When Ben Richard's daughter gets pneumonia, he turns to the Network for help and becomes a contestant on the deadliest of reality shows, The Running Man. Can Richards run long enough to earn the money for his daughter's medicine? And what will he learn as he runs for his life for the amusement of the public watching The Running Man?

This is the best book made into a movie starring Arnold Schwarzenegger I've ever read. Actually, apart from a couple character names, the dystopian setting, and the concept of a reality show where the contestants will likely die, it has very little resemblance to the Arnold flick.

Richard Bachman really liked his dystopias, didn't he? This one bears a startling resemblance to our current reality tv situation. Funny, Bachman predicting the rise of reality tv decades before it came to pass.

Ben Richards is an unemployed loser with a wife that occasionally turns tricks to make ends meet. In order to make some money, he winds up on The Running Man, running for his life in a polluted world that's falling apart.

The suspense in this thing builds and builds as Richards gets deeper into the game. Can he trust anyone? How is the Network tracking him? Will his daughter still be alive when the much needed money gets to her? Things start falling apart for him near the end and the tension is almost unbearable. 

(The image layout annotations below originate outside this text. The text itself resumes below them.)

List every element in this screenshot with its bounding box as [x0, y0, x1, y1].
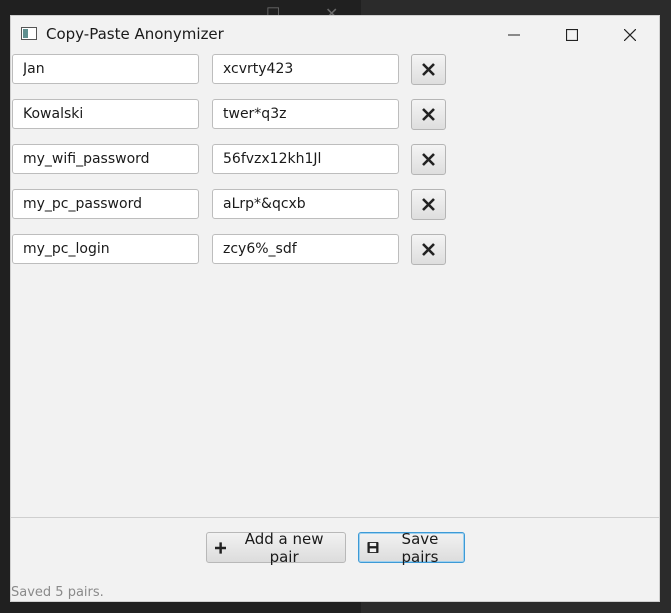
original-text-input[interactable] [12, 144, 199, 174]
title-bar[interactable]: Copy-Paste Anonymizer [11, 16, 659, 53]
maximize-icon [566, 28, 578, 41]
footer-divider [11, 517, 659, 518]
minimize-button[interactable] [485, 16, 543, 53]
close-icon [422, 108, 435, 121]
original-text-input[interactable] [12, 54, 199, 84]
maximize-button[interactable] [543, 16, 601, 53]
original-text-input[interactable] [12, 234, 199, 264]
pair-row [11, 54, 659, 86]
close-icon [624, 28, 636, 41]
minimize-icon [508, 34, 520, 35]
replacement-text-input[interactable] [212, 144, 399, 174]
close-icon [422, 153, 435, 166]
delete-pair-button[interactable] [411, 234, 446, 265]
save-pairs-label: Save pairs [401, 529, 439, 566]
close-icon [422, 243, 435, 256]
original-text-input[interactable] [12, 99, 199, 129]
replacement-text-input[interactable] [212, 189, 399, 219]
pair-row [11, 189, 659, 221]
floppy-disk-icon [367, 541, 379, 554]
window-title: Copy-Paste Anonymizer [46, 25, 224, 43]
status-text: Saved 5 pairs. [11, 585, 104, 600]
delete-pair-button[interactable] [411, 99, 446, 130]
replacement-text-input[interactable] [212, 99, 399, 129]
pair-row [11, 99, 659, 131]
save-pairs-button[interactable]: Save pairs [358, 529, 465, 566]
pair-row [11, 144, 659, 176]
app-icon [21, 27, 37, 40]
add-pair-button[interactable]: Add a new pair [206, 529, 346, 566]
pair-row [11, 234, 659, 266]
delete-pair-button[interactable] [411, 189, 446, 220]
replacement-text-input[interactable] [212, 54, 399, 84]
close-icon [422, 63, 435, 76]
add-pair-label: Add a new pair [244, 529, 324, 566]
app-window: Copy-Paste Anonymizer Jan xcvrty423 Kowa… [10, 15, 660, 602]
close-icon [422, 198, 435, 211]
delete-pair-button[interactable] [411, 54, 446, 85]
close-button[interactable] [601, 16, 659, 53]
plus-icon [215, 541, 227, 554]
original-text-input[interactable] [12, 189, 199, 219]
replacement-text-input[interactable] [212, 234, 399, 264]
delete-pair-button[interactable] [411, 144, 446, 175]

Richards is a much deeper character than the Arnold version. As his sense of desperation grows, one can't help but imagine him or herself in Richard's situation. 

Like a lot of people, I think The Running Man is likely one of the parents of the Hunger Games, along with The Long Walk.

That's pretty much all I can say. It's a gripping, breezy read, far from the bloated gargantuas of Stephen King's Richard Bachman's later books. 3.5 out of 5 stars.